Where is the mistake in solving the inequality? Where am I going wrong in solving this inequality?
$$\frac{p-\sqrt{9p-20}}{p-5}<2$$
On cross multiplying and squaring to remove the square root,I get the inequation
$p^2-29p+120<0$
Which gives $5<p<24$.
This is the correct answer http://www.wolframalpha.com/input/?i=solve+(p-root(9p-20))%2F(p-5)%3C2
But that is wrong answer and I can't understand why.Please help.
 A: First note each term is defined if $p\ge\dfrac{20}9$ and $p\ne 5$.
Now rewrite the inequation as 
\begin{align*}1+\frac{5-\sqrt{9p-20}}{p-5}<2&\iff\frac{5-\sqrt{9p-20}}{p-5}<1\iff \frac{45-9p}{(p-5)(5+\sqrt{9p-20})}<1\\
& \iff  \frac{-9}{(5+\sqrt{9p-20})}<1,
\end{align*}
which is always true since the l.h.s. is negative on the domain of the inequation:
$$\bigl[\tfrac{20}9,5\bigr)\cup (5,+\infty)$$
A: $$\frac{p-\sqrt{9p-20}}{p-5}<2$$
An inequality remains as it is only if you multiply both sides by a positive term. So, by multiplying by $p-5$, you have inherently assumed that $p-5>0$
Before multiplying, you have to specify a case for for the range of $p$ and proceed. Both cases need to be taken.
$$p-\sqrt{9p-20}<2p-10$$
$$-\sqrt{9p-20}<p-10$$
If $p-10<0$, then both the LHS and RHS would be negative and the inequality would change direction when squared. This results in $5<p<24$, of which $5<p<10$ falls within the assumptions taken on $p$.
If $p-10\ge0$, the RHS is non negative and the LHS is negative, which means the inequality is true for all $p\ge10$.
Finally, $p\ge\frac{20}{9}$, as the term in the square root must be positive.
Doing so should give the desired solution.

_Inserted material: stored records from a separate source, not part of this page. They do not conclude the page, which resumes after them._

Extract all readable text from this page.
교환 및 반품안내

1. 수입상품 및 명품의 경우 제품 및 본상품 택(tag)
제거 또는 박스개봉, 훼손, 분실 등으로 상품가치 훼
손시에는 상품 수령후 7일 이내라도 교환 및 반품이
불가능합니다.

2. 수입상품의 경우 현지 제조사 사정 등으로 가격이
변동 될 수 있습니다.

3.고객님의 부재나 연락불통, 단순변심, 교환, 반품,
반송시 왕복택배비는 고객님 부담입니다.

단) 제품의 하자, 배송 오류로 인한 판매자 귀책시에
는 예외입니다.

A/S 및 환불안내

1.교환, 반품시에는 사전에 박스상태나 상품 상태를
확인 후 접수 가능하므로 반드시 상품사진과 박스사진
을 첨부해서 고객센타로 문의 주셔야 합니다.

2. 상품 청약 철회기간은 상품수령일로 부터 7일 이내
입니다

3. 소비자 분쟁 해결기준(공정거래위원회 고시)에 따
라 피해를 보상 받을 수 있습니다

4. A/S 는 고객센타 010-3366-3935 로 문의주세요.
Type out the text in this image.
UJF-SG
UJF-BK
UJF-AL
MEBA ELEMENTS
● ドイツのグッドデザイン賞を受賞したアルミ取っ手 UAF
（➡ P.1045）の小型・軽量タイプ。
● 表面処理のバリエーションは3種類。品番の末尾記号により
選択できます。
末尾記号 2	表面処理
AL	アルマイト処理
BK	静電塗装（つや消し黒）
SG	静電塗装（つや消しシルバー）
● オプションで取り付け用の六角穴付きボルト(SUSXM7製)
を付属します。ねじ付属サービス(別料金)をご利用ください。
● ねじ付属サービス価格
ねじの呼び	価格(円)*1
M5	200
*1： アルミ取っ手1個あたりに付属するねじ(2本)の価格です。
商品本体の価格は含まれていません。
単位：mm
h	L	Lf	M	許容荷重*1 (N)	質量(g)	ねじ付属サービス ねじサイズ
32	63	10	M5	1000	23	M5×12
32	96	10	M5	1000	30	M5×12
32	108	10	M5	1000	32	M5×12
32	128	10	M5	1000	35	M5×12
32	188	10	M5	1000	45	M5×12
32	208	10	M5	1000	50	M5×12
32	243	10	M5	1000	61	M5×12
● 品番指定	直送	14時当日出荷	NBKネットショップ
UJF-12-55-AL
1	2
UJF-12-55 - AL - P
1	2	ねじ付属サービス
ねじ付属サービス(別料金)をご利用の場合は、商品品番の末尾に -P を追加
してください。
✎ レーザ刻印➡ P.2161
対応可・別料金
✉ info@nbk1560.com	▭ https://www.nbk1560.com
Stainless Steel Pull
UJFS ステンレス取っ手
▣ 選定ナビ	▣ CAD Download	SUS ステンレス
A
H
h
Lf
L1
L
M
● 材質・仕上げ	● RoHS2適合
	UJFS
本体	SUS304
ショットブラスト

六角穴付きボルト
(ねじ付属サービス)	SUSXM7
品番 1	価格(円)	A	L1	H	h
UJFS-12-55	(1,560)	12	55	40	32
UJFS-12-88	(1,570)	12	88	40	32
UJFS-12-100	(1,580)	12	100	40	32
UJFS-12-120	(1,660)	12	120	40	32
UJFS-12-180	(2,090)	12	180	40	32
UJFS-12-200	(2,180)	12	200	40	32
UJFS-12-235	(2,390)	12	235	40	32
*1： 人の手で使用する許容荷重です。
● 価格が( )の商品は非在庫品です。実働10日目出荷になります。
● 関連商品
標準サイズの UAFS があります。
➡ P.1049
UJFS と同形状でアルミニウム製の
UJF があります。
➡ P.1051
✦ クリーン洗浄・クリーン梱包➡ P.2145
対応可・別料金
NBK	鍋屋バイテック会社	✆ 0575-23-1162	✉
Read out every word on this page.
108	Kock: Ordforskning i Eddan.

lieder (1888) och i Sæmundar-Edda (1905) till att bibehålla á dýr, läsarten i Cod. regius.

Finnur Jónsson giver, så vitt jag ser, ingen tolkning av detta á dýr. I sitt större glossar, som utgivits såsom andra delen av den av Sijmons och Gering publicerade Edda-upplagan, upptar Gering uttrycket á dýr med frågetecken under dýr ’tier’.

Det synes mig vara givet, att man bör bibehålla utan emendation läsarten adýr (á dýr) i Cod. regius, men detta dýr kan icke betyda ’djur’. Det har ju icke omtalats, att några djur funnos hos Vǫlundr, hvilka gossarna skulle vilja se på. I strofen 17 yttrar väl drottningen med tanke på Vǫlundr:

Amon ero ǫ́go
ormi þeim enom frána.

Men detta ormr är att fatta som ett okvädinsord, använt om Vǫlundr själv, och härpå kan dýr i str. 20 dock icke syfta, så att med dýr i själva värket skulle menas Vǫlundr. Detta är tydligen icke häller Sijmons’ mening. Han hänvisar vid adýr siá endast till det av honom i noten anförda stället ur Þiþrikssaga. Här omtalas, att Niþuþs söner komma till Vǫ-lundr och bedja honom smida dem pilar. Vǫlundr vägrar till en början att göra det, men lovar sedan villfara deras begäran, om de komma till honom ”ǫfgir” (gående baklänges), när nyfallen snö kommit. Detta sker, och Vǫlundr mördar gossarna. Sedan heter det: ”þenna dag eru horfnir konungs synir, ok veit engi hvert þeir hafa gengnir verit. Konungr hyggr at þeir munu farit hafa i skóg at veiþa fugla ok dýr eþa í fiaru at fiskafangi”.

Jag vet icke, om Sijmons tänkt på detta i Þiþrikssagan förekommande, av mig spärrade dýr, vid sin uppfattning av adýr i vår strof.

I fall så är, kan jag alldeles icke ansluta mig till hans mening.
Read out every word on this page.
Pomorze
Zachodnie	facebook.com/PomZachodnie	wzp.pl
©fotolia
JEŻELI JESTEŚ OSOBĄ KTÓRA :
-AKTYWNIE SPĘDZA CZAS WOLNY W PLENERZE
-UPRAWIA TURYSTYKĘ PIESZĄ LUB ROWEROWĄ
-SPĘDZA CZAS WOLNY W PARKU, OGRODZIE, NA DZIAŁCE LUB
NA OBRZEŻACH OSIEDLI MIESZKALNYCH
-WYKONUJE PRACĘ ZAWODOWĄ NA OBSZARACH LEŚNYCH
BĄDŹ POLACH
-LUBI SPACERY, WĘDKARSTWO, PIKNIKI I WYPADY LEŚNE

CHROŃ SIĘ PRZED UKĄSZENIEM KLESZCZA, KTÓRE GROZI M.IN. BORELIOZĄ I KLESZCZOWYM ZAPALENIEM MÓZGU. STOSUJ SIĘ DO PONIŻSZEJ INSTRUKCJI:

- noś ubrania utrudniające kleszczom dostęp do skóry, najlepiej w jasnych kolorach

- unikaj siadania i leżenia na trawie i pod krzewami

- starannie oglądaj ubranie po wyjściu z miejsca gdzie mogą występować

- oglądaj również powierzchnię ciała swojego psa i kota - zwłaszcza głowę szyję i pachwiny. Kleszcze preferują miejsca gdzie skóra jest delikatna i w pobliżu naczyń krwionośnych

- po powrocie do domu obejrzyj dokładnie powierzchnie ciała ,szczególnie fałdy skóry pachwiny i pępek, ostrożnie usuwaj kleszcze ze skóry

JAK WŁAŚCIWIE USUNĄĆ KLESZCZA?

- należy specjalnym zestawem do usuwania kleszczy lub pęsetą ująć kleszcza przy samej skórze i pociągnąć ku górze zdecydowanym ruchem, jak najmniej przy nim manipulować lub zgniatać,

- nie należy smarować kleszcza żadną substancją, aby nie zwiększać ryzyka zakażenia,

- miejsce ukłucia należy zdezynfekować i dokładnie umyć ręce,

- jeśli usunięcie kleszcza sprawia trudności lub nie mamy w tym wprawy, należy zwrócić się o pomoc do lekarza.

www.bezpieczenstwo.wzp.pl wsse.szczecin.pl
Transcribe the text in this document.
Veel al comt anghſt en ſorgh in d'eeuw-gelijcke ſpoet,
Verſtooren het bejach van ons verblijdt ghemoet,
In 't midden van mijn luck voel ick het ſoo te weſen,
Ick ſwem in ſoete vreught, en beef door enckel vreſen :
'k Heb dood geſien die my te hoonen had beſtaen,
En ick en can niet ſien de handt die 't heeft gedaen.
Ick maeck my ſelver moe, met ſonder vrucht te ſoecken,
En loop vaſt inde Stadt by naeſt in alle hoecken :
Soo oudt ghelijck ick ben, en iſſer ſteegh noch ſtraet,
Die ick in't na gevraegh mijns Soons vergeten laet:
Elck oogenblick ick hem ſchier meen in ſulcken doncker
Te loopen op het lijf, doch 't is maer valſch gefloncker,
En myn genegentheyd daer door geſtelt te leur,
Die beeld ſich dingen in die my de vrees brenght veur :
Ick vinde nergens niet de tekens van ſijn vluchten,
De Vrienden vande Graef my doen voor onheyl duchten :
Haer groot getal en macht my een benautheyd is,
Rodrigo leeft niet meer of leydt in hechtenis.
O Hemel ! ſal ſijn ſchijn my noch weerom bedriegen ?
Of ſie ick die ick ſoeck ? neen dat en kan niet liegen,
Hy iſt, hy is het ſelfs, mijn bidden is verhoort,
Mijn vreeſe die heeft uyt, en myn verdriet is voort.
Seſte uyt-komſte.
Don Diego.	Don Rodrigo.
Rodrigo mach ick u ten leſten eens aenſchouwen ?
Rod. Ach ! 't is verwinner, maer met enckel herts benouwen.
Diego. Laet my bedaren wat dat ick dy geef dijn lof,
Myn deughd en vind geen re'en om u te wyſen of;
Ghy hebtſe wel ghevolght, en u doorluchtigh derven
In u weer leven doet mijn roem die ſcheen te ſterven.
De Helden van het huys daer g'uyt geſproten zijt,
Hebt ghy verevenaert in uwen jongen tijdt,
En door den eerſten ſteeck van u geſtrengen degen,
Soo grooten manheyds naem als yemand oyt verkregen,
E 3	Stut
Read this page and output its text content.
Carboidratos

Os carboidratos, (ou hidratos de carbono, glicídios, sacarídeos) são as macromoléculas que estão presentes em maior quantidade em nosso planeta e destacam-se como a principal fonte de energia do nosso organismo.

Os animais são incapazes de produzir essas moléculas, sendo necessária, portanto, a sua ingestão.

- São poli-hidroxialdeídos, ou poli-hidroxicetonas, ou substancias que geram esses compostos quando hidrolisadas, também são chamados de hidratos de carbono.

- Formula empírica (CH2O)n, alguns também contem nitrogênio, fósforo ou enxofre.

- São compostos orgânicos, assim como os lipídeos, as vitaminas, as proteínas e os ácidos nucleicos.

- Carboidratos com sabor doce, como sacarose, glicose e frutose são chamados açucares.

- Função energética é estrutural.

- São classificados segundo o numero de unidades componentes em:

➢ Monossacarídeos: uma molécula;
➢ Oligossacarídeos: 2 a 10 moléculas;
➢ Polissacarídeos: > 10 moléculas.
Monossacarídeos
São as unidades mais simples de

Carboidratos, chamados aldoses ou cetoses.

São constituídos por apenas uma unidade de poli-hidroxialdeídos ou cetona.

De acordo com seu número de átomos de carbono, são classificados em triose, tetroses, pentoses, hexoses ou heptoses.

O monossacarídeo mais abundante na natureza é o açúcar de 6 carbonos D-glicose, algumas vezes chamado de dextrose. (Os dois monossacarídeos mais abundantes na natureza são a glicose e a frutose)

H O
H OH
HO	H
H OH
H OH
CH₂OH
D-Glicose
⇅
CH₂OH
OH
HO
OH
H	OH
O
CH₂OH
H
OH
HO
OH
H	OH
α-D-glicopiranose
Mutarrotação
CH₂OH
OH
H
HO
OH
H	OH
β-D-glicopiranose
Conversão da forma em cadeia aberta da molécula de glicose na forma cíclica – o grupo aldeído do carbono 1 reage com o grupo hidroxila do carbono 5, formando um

A: When you multiply an inequality by a negative number, the direction of the inequality is reversed.  Therefore, when we multiply by $p - 5$, we must consider two cases.  They are $p > 5$ or $p < 5$.  We do not need to consider $p = 5$ since the expression on the left hand side of the inequality 
$$\frac{p - \sqrt{9p - 20}}{p - 5} < 2$$
is undefined when $p = 5$.
Note that since we seek solutions in the real numbers, we require that 
$$9p - 20 \geq 0 \implies p \geq \frac{20}{9}$$
Case 1:  $p > 5$
If $p > 5$, then $p - 5 > 0$.  Hence, we can multiply both sides of the inequality by $p - 5$ without changing the direction of the inequality.
\begin{align*}
\frac{p - \sqrt{9p - 20}}{p - 5} & < 2\\
p - \sqrt{9p - 20} & < 2p - 10\\
10 - p & < \sqrt{9p - 20}
\end{align*}
If $p > 10$, then $10 - p$ is negative, while $\sqrt{9p - 20}$ is non-negative, so the inequality holds whenever $p > 10$.
If $5 < p \leq 10$, both sides of the inequality are non-negative, so we can square each side of the inequality without changing its direction.
\begin{align*}
100 - 20p + p^2 & < 9p - 20\\
p^2 - 29p + 120 & < 0\\
(p - 5)(p - 24) & < 0
\end{align*}
The inequality $(p - 5)(p - 24) < 0$ holds if $5 < p < 24$, which is the solution you obtained.  However, the restriction that $5 < p \leq 10$ means that the solution is restricted to $5 < p \leq 10$.  
Since the inequality holds if $5 < p \leq 10$ and if $p > 10$, we may conclude that it holds if $p > 5$ provided that $p \geq 20/9$.  Since $5 > 20/9$, the inequality is satisfied in this case if $p > 5$.  
Case 2:  $p < 5$
If $p < 5$, then $p - 5 < 0$.  Thus, multiplying each side of the inequality by $p - 5$ reverses the direction of the inequality.
\begin{align*}
\frac{p - \sqrt{9p - 20}}{p - 5} & < 2\\
p - \sqrt{9p - 20} & > 2p - 10\\
10 - p & > \sqrt{9p - 20}
\end{align*}
Since $p < 5$, both sides of the inequality are non-negative.  Therefore, the direction of the inequality is preserved if we square each side of the inequality.  Hence,
\begin{align*}
100 - 20p + p^2 & > 9p - 20\\
p^2 - 29p + 120 & > 0\\
(p - 5)(p - 24) & > 0
\end{align*}
The inequality $(p - 5)(p - 24)$ is valid if $p < 5$ or $p > 24$.  However, the restriction that $p < 5$ implies that the inequality holds if $p < 5$, provided that $p \geq 20/9$.  Thus, the inequality is satisfied in this case if $20/9 \leq p < 5$.  
Combining the results of cases 1 and 2 yields the solution set 
$$S = \left[\frac{20}{9}, 5\right) \cup (5, \infty)$$